Her sister was in ICU on a ventilator when she passed away. Her sister’s husband also has COVID-19 and her other nephew is battling the virus too. Richardson says she doesn’t know how her relatives contracted the virus.
Before Richardson’s sister died she was devastated to hear the news of her niece and nephew. She remembers getting the phone calls back to back about the deaths.
“They said Auntie, Nicki passed away - and it was something like hit me on the inside of my stomach that left me feeling so hollow," Janice Richardson said.
The pain was just a gripping when she found out her nephew, John-John, also died of coronavirus.
“I felt I couldn’t even gather my thoughts,” Richardson said.
The family lives in Maryland. Richardson moved to Maryland about two years ago from Charlotte. Her mother still lives in Charlotte. Her mother is staying up to date with what’s happening with her family in Maryland.
“She is alert,” Richardson said. “She wants to know cause these are her children and her daughter. She calls me everyday because she wants to have updates.”
Richardson is thankful her niece and nephew visited their grandmother in Charlotte last October.

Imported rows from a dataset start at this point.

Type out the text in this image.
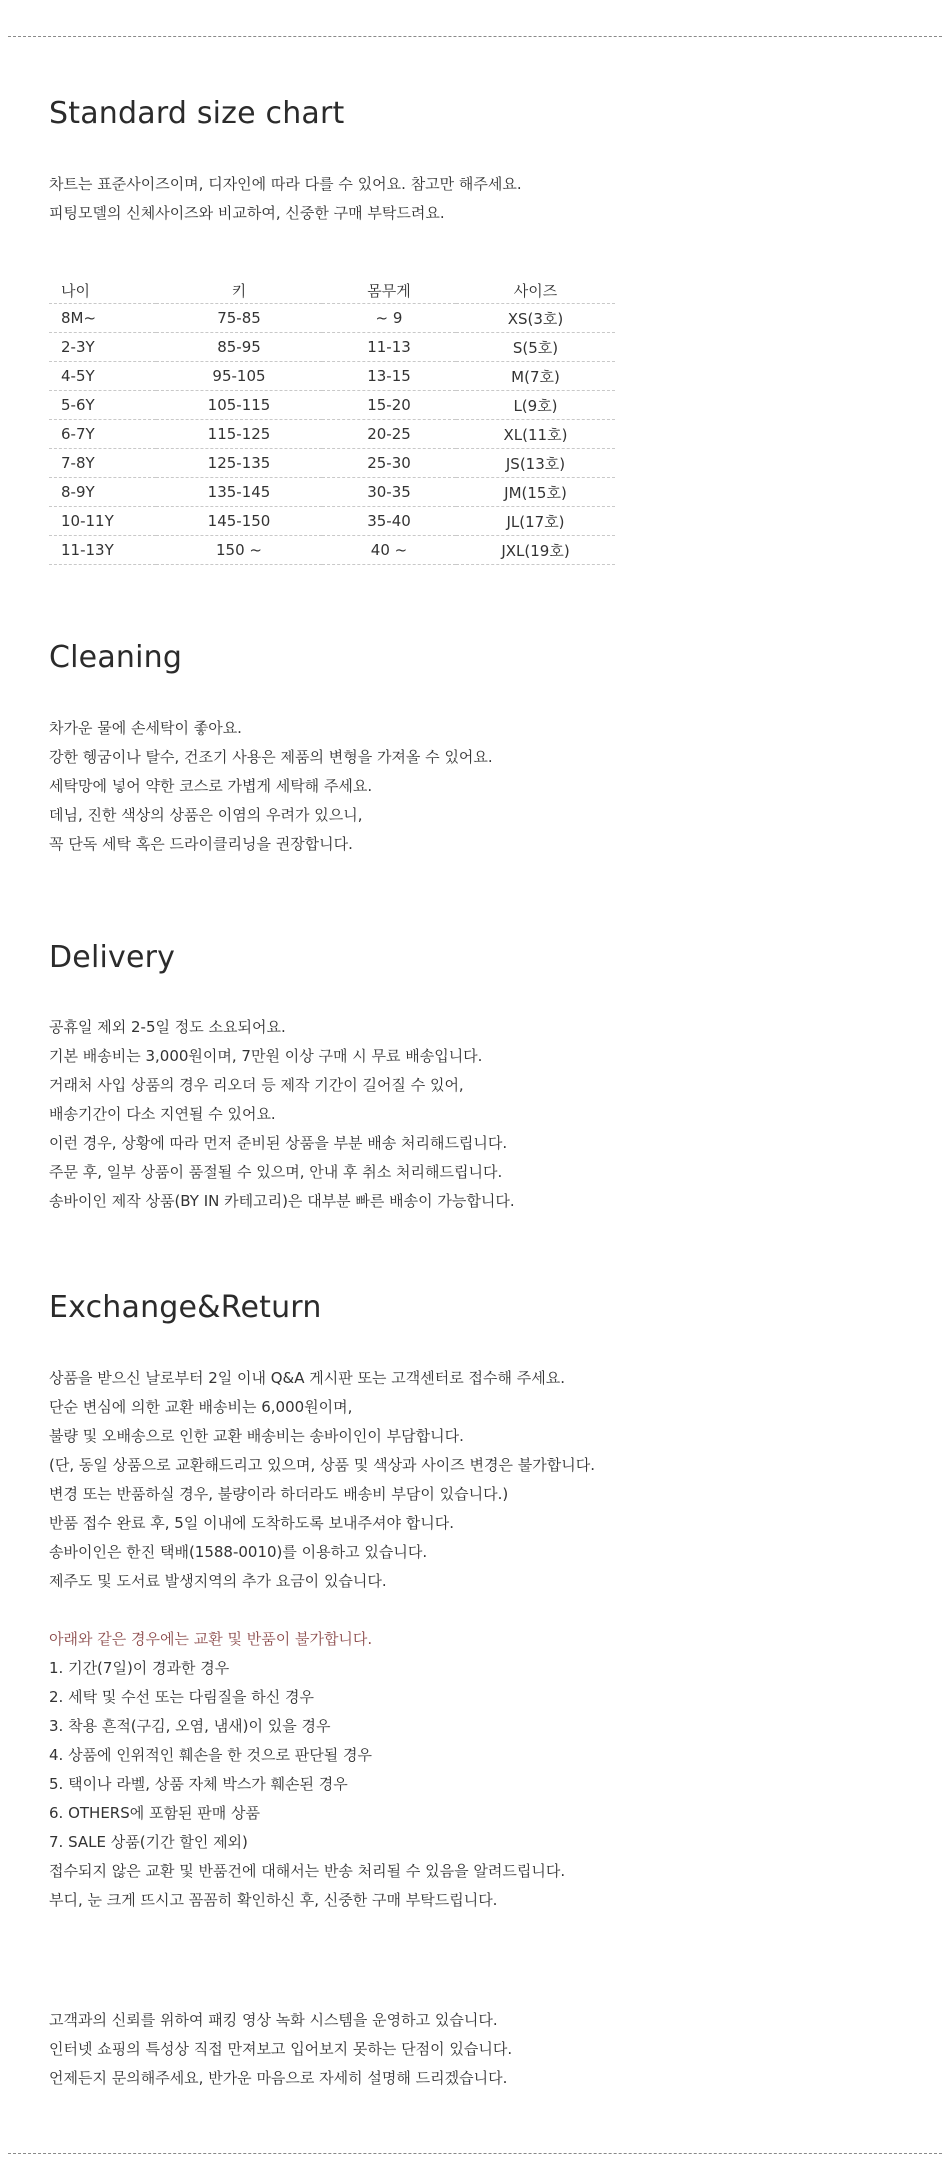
Standard size chart
차트는 표준사이즈이며, 디자인에 따라 다를 수 있어요. 참고만 해주세요.
피팅모델의 신체사이즈와 비교하여, 신중한 구매 부탁드려요.
나이	키	몸무게	사이즈
8M~	75-85	~ 9	XS(3호)
2-3Y	85-95	11-13	S(5호)
4-5Y	95-105	13-15	M(7호)
5-6Y	105-115	15-20	L(9호)
6-7Y	115-125	20-25	XL(11호)
7-8Y	125-135	25-30	JS(13호)
8-9Y	135-145	30-35	JM(15호)
10-11Y	145-150	35-40	JL(17호)
11-13Y	150 ~	40 ~	JXL(19호)
Cleaning
차가운 물에 손세탁이 좋아요.
강한 헹굼이나 탈수, 건조기 사용은 제품의 변형을 가져올 수 있어요.
세탁망에 넣어 약한 코스로 가볍게 세탁해 주세요.
데님, 진한 색상의 상품은 이염의 우려가 있으니,
꼭 단독 세탁 혹은 드라이클리닝을 권장합니다.
Delivery
공휴일 제외 2-5일 정도 소요되어요.
기본 배송비는 3,000원이며, 7만원 이상 구매 시 무료 배송입니다.
거래처 사입 상품의 경우 리오더 등 제작 기간이 길어질 수 있어,
배송기간이 다소 지연될 수 있어요.
이런 경우, 상황에 따라 먼저 준비된 상품을 부분 배송 처리해드립니다.
주문 후, 일부 상품이 품절될 수 있으며, 안내 후 취소 처리해드립니다.
송바이인 제작 상품(BY IN 카테고리)은 대부분 빠른 배송이 가능합니다.
Exchange&Return
상품을 받으신 날로부터 2일 이내 Q&A 게시판 또는 고객센터로 접수해 주세요.
단순 변심에 의한 교환 배송비는 6,000원이며,
불량 및 오배송으로 인한 교환 배송비는 송바이인이 부담합니다.
(단, 동일 상품으로 교환해드리고 있으며, 상품 및 색상과 사이즈 변경은 불가합니다.
변경 또는 반품하실 경우, 불량이라 하더라도 배송비 부담이 있습니다.)
반품 접수 완료 후, 5일 이내에 도착하도록 보내주셔야 합니다.
송바이인은 한진 택배(1588-0010)를 이용하고 있습니다.
제주도 및 도서료 발생지역의 추가 요금이 있습니다.
아래와 같은 경우에는 교환 및 반품이 불가합니다.
1. 기간(7일)이 경과한 경우
2. 세탁 및 수선 또는 다림질을 하신 경우
3. 착용 흔적(구김, 오염, 냄새)이 있을 경우
4. 상품에 인위적인 훼손을 한 것으로 판단될 경우
5. 택이나 라벨, 상품 자체 박스가 훼손된 경우
6. OTHERS에 포함된 판매 상품
7. SALE 상품(기간 할인 제외)
접수되지 않은 교환 및 반품건에 대해서는 반송 처리될 수 있음을 알려드립니다.
부디, 눈 크게 뜨시고 꼼꼼히 확인하신 후, 신중한 구매 부탁드립니다.
고객과의 신뢰를 위하여 패킹 영상 녹화 시스템을 운영하고 있습니다.
인터넷 쇼핑의 특성상 직접 만져보고 입어보지 못하는 단점이 있습니다.
언제든지 문의해주세요, 반가운 마음으로 자세히 설명해 드리겠습니다.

“Which was good,” Richardson said. “Because that gave her an opportunity to see her grandchildren before all of this happened.”

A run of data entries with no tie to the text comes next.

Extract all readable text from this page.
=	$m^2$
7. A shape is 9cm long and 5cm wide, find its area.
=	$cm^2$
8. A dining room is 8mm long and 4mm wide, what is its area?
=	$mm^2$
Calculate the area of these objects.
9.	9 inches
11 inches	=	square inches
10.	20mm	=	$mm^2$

The aunt says she doesn’t wish this type of pain on anybody. She says her niece was in her 40′s and had her whole life ahead of her.
“She was the outgoing person who wanted to keep everybody together - kept us laughing, bubbly personality - fantastic mom - very creative,” Richardson said.

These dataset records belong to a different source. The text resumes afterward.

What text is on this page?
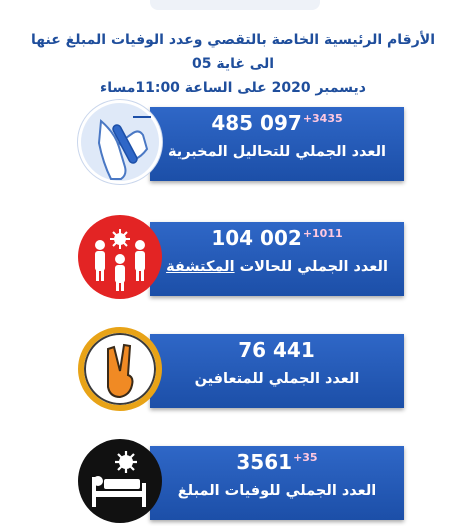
الأرقام الرئيسية الخاصة بالتقصي وعدد الوفيات المبلغ عنها الى غاية 05
ديسمبر 2020 على الساعة 11:00مساء
485 $097^{+3435}$
العدد الجملي للتحاليل المخبرية
104 $002^{+1011}$
العدد الجملي للحالات المكتشفة
76 441
العدد الجملي للمتعافين
$3561^{+35}$
العدد الجملي للوفيات المبلغ
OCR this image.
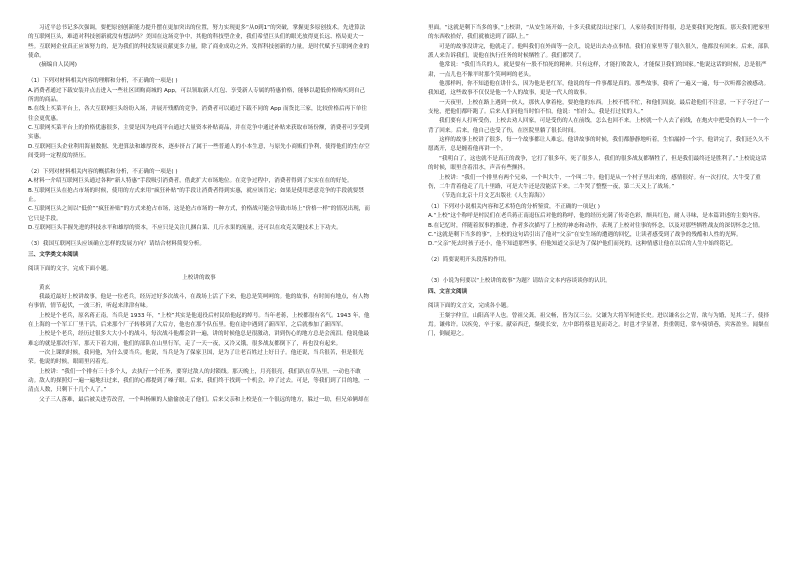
习近平总书记多次强调，要把原创创新能力提升摆在更加突出的位置，努力实现更多“从0到1”的突破，掌握更多原创技术。先进算法的互联网巨头，难道对科技创新就没有想法吗？美国在这场竞争中，其他的科技型企业，我们希望巨头们的眼光放得更长远、格局更大一些。互联网企业真正应该努力的，是为我们的科技发展贡献更多力量，除了商业成功之外，发挥科技创新的力量，是时代赋予互联网企业的使命。

(摘编自人民网)

（1）下列对材料相关内容的理解和分析，不正确的一项是( )

A.消费者通过下载安装并点击进入一些社区团购商城的 App，可以领取新人红包、享受新人专属的特惠价格，能够以超低价格购买到自己所需的商品。

B.在线上买菜平台上，各大互联网巨头纷纷入场，并展开残酷的竞争，消费者可以通过下载不同的 App 而货比三家，比较价格后再下单往往会更优惠。

C.互联网买菜平台上的价格优惠很多，主要是因为电商平台通过大量资本补贴商品，并在竞争中通过补贴来获取市场份额，消费者可享受到实惠。

D.互联网巨头企业利用海量数据、先进算法和雄厚资本，逐步挤占了属于一些普通人的小本生意，与原先小商贩们争利，使得他们的生存空间受到一定程度的挤压。

（2）下列对材料相关内容的概括和分析，不正确的一项是( )

A.材料一介绍互联网巨头通过各种“新人特惠”手段吸引消费者，借此扩大市场地位。在竞争过程中，消费者得到了实实在在的好处。

B.互联网巨头在抢占市场的时候，使用的方式来用“疯狂补贴”的手段让消费者得到实惠，就应该肯定；如果是使用恶意竞争的手段就要禁止。

C.互联网巨头之间以“低价”“疯狂补贴”的方式来抢占市场，这是抢占市场的一种方式，价格战可能会导致市场上“价格一样”的情况出现，而它只是手段。

D.互联网巨头手握先进的科技水平和雄厚的资本，不应只是关注几捆白菜、几斤水果的流量，还可以在攻克关键技术上下功夫。

（3）我国互联网巨头应该确立怎样的发展方向？请结合材料简要分析。

三、文学类文本阅读

阅读下面的文字，完成下面小题。

上校讲的故事

黄玄

我最近最好上校讲故事，他是一位老兵，经历过好多次战斗，在战场上活了下来，他总是笑呵呵的。他的故事，有时间有地点，有人物有事情，情节起伏，一波三折，听起来津津有味。

上校是个老兵，原名蒋正南，当兵是 1933 年，“上校”其实是他退役后村民给他起的绰号。当年老蒋，上校都很有名气。1943 年，他在上海的一个军工厂里干活，后来那个厂子转移到了大后方，他也在那个队伍里。他在途中遇到了新四军，之后就参加了新四军。

上校是个老兵，经历过很多大大小小的战斗，每次战斗他都会讲一遍，讲的时候他总是很激动，讲到伤心的地方总是会流泪。他说他最难忘的就是那次行军，那天下着大雨，他们的部队在山里行军，走了一天一夜，又冷又饿，很多战友都倒下了，再也没有起来。

一次上课的时候，我问他，为什么要当兵。他说，当兵是为了保家卫国，是为了让老百姓过上好日子。他还说，当兵很苦，但是很光荣。他说的时候，眼睛里闪着光。

上校讲：“我们一个排有三十多个人，去执行一个任务，要穿过敌人的封锁线。那天晚上，月亮很亮，我们趴在草丛里，一动也不敢动。敌人的探照灯一遍一遍地扫过来，我们的心都提到了嗓子眼。后来，我们终于找到一个机会，冲了过去。可是，等我们到了目的地，一清点人数，只剩下十几个人了。”

父子三人落难，最后被关进劳改营，一个叫杨顺的人偷偷放走了他们。后来父亲和上校是在一个很远的地方，躲过一劫，但兄弟俩却在

里面。“这就是剩下当多的事，”上校讲，“从安生场开始，十多天我就没出过家门，人家待我们好得很，总是要我们吃饱饭。那天我们把家里的东西收拾好，我们就被送到了部队上。”

可是的故事没讲完，他就走了。他叫我们在外面等一会儿，说是出去办点事情。我们在家里等了很久很久，他都没有回来。后来，部队派人来告诉我们，说他在执行任务的时候牺牲了。我们都哭了。

他常说：“我们当兵的人，就是要有一股不怕死的精神。只有这样，才能打败敌人，才能保卫我们的国家。”他说这话的时候，总是很严肃，一点儿也不像平时那个笑呵呵的老头。

他那样吗，你不知道他在讲什么，因为他是老红军，他说的每一件事都是真的。那些故事，我听了一遍又一遍，每一次听都会被感动。我知道，这些故事不仅仅是他一个人的故事，更是一代人的故事。

一天夜里，上校在路上遇到一伙人，那伙人拿着枪，要抢他的东西。上校不慌不忙，和他们周旋，最后趁他们不注意，一下子夺过了一支枪，把他们都吓跑了。后来人们问他当时怕不怕，他说：“怕什么，我是打过仗的人。”

我们要有人打听受伤，上校去劝人回家，可是受伤的人在前线，怎么也回不来。上校就一个人去了前线，在炮火中把受伤的人一个一个背了回来。后来，他自己也受了伤，在医院里躺了很长时间。

这样的故事上校讲了很多，每一个故事都让人难忘。他讲故事的时候，我们都静静地听着，生怕漏掉一个字。他讲完了，我们还久久不愿离开，总是缠着他再讲一个。

“我明白了，这也就不是真正的战争，它打了很多年，死了很多人，我们的很多战友都牺牲了，但是我们最终还是胜利了。”上校说这话的时候，眼里含着泪水，声音有些颤抖。

上校讲：“我们一个排里有两个兄弟，一个叫大牛，一个叫二牛。他们是从一个村子里出来的，感情很好。有一次打仗，大牛受了重伤，二牛背着他走了几十里路，可是大牛还是没能活下来。二牛哭了整整一夜，第二天又上了战场。”

（节选自北京十月文艺出版社《人生海海》）

（1）下列对小说相关内容和艺术特色的分析鉴赏，不正确的一项是( )

A.“上校”这个称呼是村民们在老兵蒋正南退伍后对他的称呼，他的经历充满了传奇色彩，颇具红色，耐人寻味，是本篇讲述的主要内容。

B.在记忆时，伴随着叙事的推进，作者多次描写了上校的神态和动作，表现了上校对往事的怀念，以及对那些牺牲战友的深切怀念之情。

C.“这就是剩下当多的事”，上校的这句话引出了他对“父亲”在安生场的遭遇的回忆，让读者感受到了战争的残酷和人性的光辉。

D.“父亲”死去时孩子还小，他不知道那些事，但他知道父亲是为了保护他们而死的，这种情感让他在以后的人生中始终铭记。

（2）简要说明开头段落的作用。

（3）小说为何要以“上校讲的故事”为题？请结合文本内容谈谈你的认识。

四、文言文阅读

阅读下面的文言文，完成各小题。

王粲字仲宣，山阳高平人也。曾祖父龚，祖父畅，皆为汉三公。父谦为大将军何进长史。进以谦名公之胄，欲与为婚，见其二子，使择焉。谦弗许。以疾免，卒于家。献帝西迁，粲徙长安，左中郎将蔡邕见而奇之。时邕才学显著，贵重朝廷，常车骑填巷，宾客盈坐。闻粲在门，倒屣迎之。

Richardson also says her nephew who was in his early 40′s had dreams that never materialized.
“He baked,” she said. “He was in culinary school. He was the cook of the family.”
The aunt wants this to be a lesson for all.
“I don’t think enough people are taking it seriously,” Richardson said. “You cannot take this for granted. You have to use precautionary measures. When I see things like people gathering together - taking it not seriously - that bothers me.”
She is grateful the people who knew her in Charlotte are reaching out and sending their condolences and thoughts.
“They are saying how it effected them,” Richardson said. “How they did not take it seriously because it only effects you when you identify with it and I want people not to have that in their mind. Look at it like it effects people everywhere.”
The aunt did address how numbers are showing COVID-19 disproportionately impacts Blacks. She is concerned about that and hopes things will get better. She does recognize pre-existing illnesses can negatively impact Blacks.
“As African Americans,” Richardson said. “We can have underlying issues and not be aware of some things.”
Richardson knows the days ahead will be rough for her and her family, but she says this has brought her family closer. She says that is her assignment.
“I lean on the strength of God,” Richardson said. “Because that’s where my help comes from and I say that’s the way I have been making it.”